My friend Howard responded to last week’s blog asking me to write about being generous and commercially smart.
He said:
[Could you write] about how not to give it all away? I personally have struggled with this for years, I love to help. I love to teach and I often give so much away that there may be no reason for them to commercially engage.
It’s a great question. Before people have committed, which in our context usually means they have paid for a program, we are often doing them a disservice by teaching too much. We think we are being generous, but we’re actually not.
What should be free is a lot of why, but not a lot of how.

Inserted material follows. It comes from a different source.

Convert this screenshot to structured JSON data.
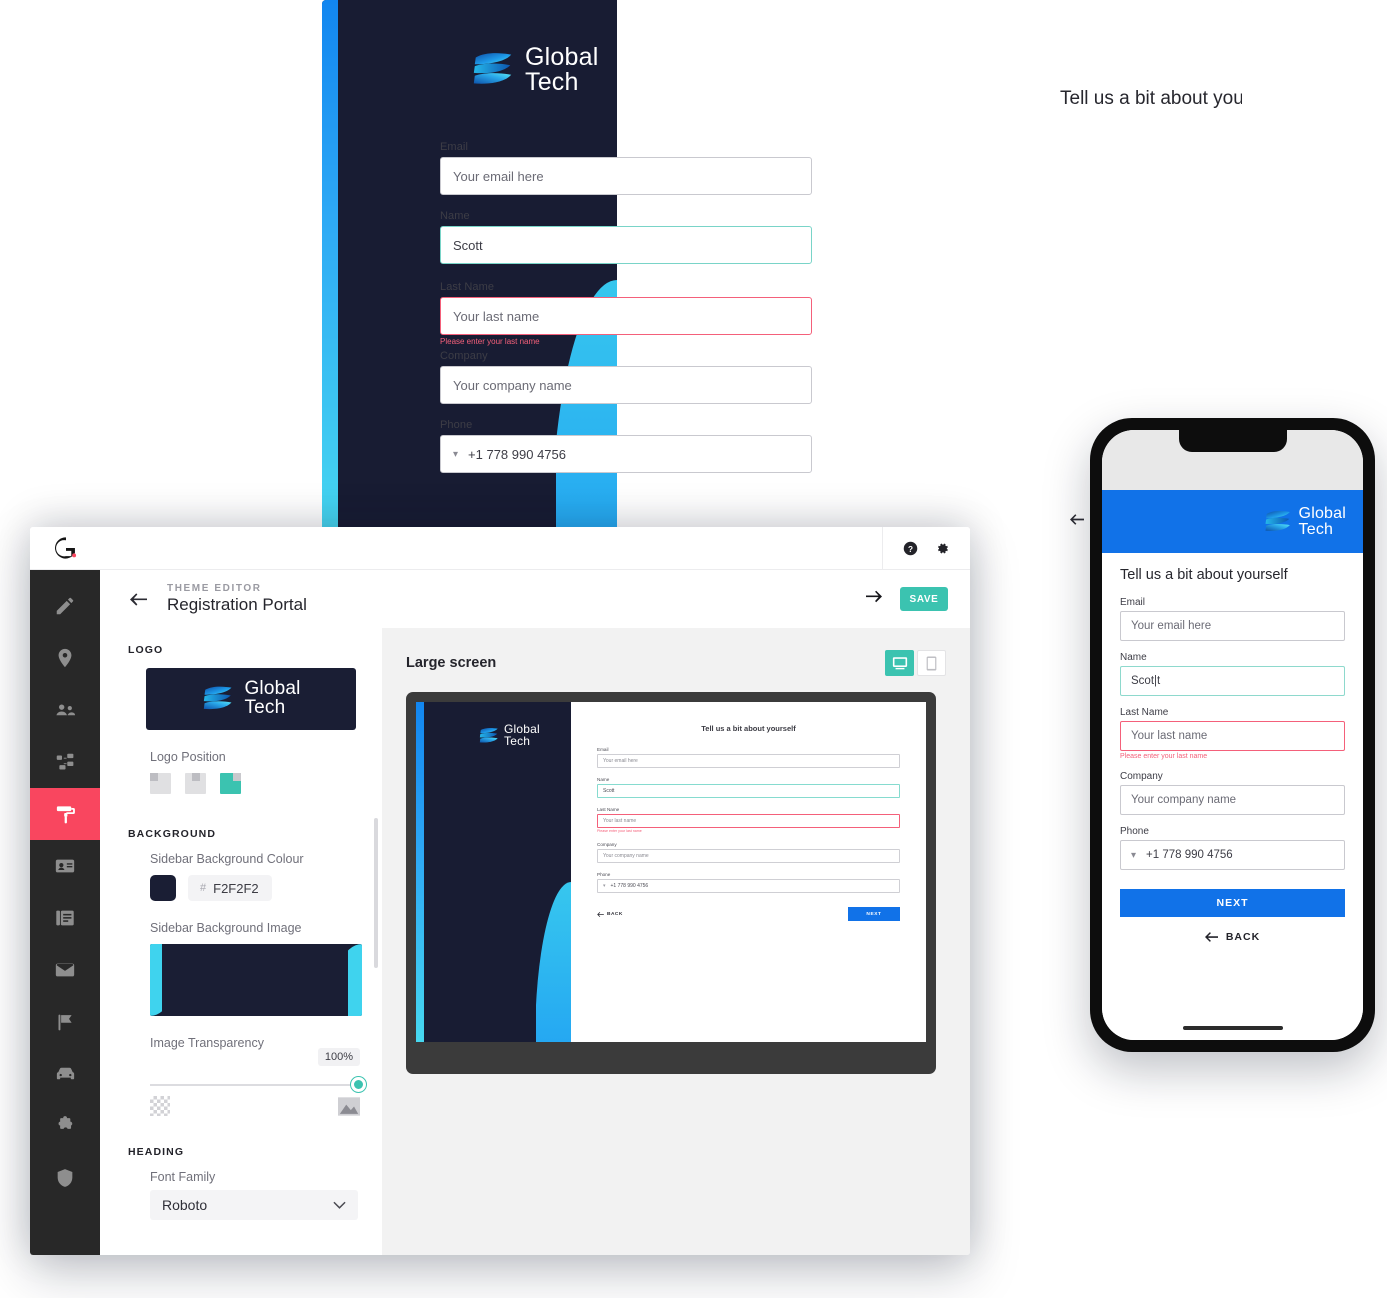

Howard is a sales strategist. My counsel to Howard is to show people why they should be more strategic about how they do sales. What are all the impacts of transforming their sales process. What are the problems with “business as usual.” What will happen if they keep going on their current trajectory. What’s the journey from being tactical to strategic that he can take them on.
Once they have committed to that journey, then Howard should give them the how. How to go about being more strategic. What the steps they should take are. Before they have committed to the journey, this stuff doesn’t help. It won’t get implemented, and it won’t make any difference. It’s not commercially smart, and I don’t think it’s even generous to give too much too soon.
As an aside, I think schools have the same problem. Often, they get stuck into the how from the get-go without spending much if any time on the why. We spend weeks learning how to do differential calculus without any time spent on why we should learn it. And if the only answer for why is that it’s on the test, it probably shouldn’t be on the curriculum.